Methanesulfonyl chloride (0.45 mL, 5.7 mmol) was added dropwise to a stirred solution of tert-butyl 3-hydroxy-4-(hydroxymethyl)pyrrolidine-1-carbox-ylate (1) (1.13 g, 5.2 mmol) and 2,6-dimethylpyridine (1.2 mL, 10.3 mmol) in acetone (20 mL) and the mixture left to stir for 24 h. The resulting suspension was filtered to remove salt, and then lithium bromide (2.25 g, 25.9 mmol) was added to the filtrate and the mixture refluxed for 3 h, at which time the reaction was deemed complete. The crude reaction mixture was absorbed onto silica gel (5 g) and concentrated in vacuo and the resulting residue purified by chromatography (20% → 40% → 100% EA/PE solvent) to afford title compound 2 (832 mg, 57%) as a syrup: ¹H NMR (500 MHz, CDCl₃) δ 4.06 (brs, 1H), 3.67 (brs, 2H), 3.47−3.36 (m, 2H), 3.28−3.18 (m, 2H), 2.50 (brs, 1H), 1.46 (s, 9H); ¹³C NMR (125 MHz, CDCl₃) δ 154.6, 79.9, (73.3, 72.5), (52.6, 52.3), (48.8, 48.3), (48.2, 47.6), 32.6, 28.5; HRMS (ESI) m/z calcd for C₁₀H₁₈NO₃BrNa⁺ 302.0368, observed 302.0364.

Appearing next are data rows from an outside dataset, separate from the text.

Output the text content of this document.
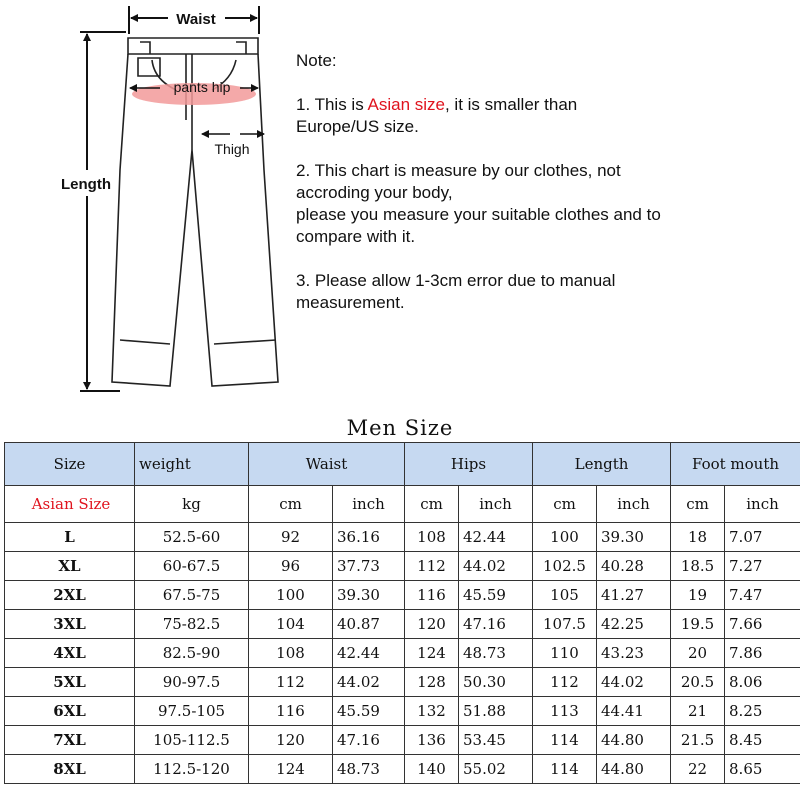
Waist
Length
pants hip
Thigh

Note:

1. This is Asian size, it is smaller than
Europe/US size.

2. This chart is measure by our clothes, not
accroding your body,
please you measure your suitable clothes and to
compare with it.

3. Please allow 1-3cm error due to manual
measurement.

Men Size
Size	weight	Waist		Hips		Length		Foot mouth	
Asian Size	kg	cm	inch	cm	inch	cm	inch	cm	inch
L	52.5-60	92	36.16	108	42.44	100	39.30	18	7.07
XL	60-67.5	96	37.73	112	44.02	102.5	40.28	18.5	7.27
2XL	67.5-75	100	39.30	116	45.59	105	41.27	19	7.47
3XL	75-82.5	104	40.87	120	47.16	107.5	42.25	19.5	7.66
4XL	82.5-90	108	42.44	124	48.73	110	43.23	20	7.86
5XL	90-97.5	112	44.02	128	50.30	112	44.02	20.5	8.06
6XL	97.5-105	116	45.59	132	51.88	113	44.41	21	8.25
7XL	105-112.5	120	47.16	136	53.45	114	44.80	21.5	8.45
8XL	112.5-120	124	48.73	140	55.02	114	44.80	22	8.65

(3R,4S)-4-Methylpyrrolidin-3-ol (3) Synthesis

A mixture of 2, triethylamine (1.85 mL, 13.2 mmol), and Perlman’s catalyst (150 mg, 1.0 mmol) in ethanol (20 mL) was stirred under an atmosphere of hydrogen for 3 h. The crude reaction mixture was then filtered through Celite and concentrated in vacuo and the residue dissolved in methanol (2 mL) and concentrated HCl (2 mL) and concentrated in vacuo. The resulting syrup was dissolved in additional concentrated HCl (2 mL) and concentrated in vacuo. The residue was dissolved in MeOH, absorbed onto silica, and concentrated in vacuo, and the resulting solid was purified by chromatography (30% 7N NH₃ in a MeOH/CHCl₃ solvent) to afford title compound 3 (501 mg, 97%) as an oil: ¹H NMR (500 MHz, CDCl₃) δ 4.24 (brs, 1H), 3.65−3.55 (m, 2H), 3.25 (d, J = 15.0 Hz, 1H), 3.08−3.04 (m, 1H), 2.39 (brs, 1H), 1.09 (d, J = 10.0 Hz, 3H); ¹³C NMR (125 MHz, CDCl₃) δ 75.5, 50.8, 50.2, 39.9, 15.1; HRMS (ESI) m/z calcd for C₅H₁₂NO [MH]⁺ 102.0919, observed 102.0914.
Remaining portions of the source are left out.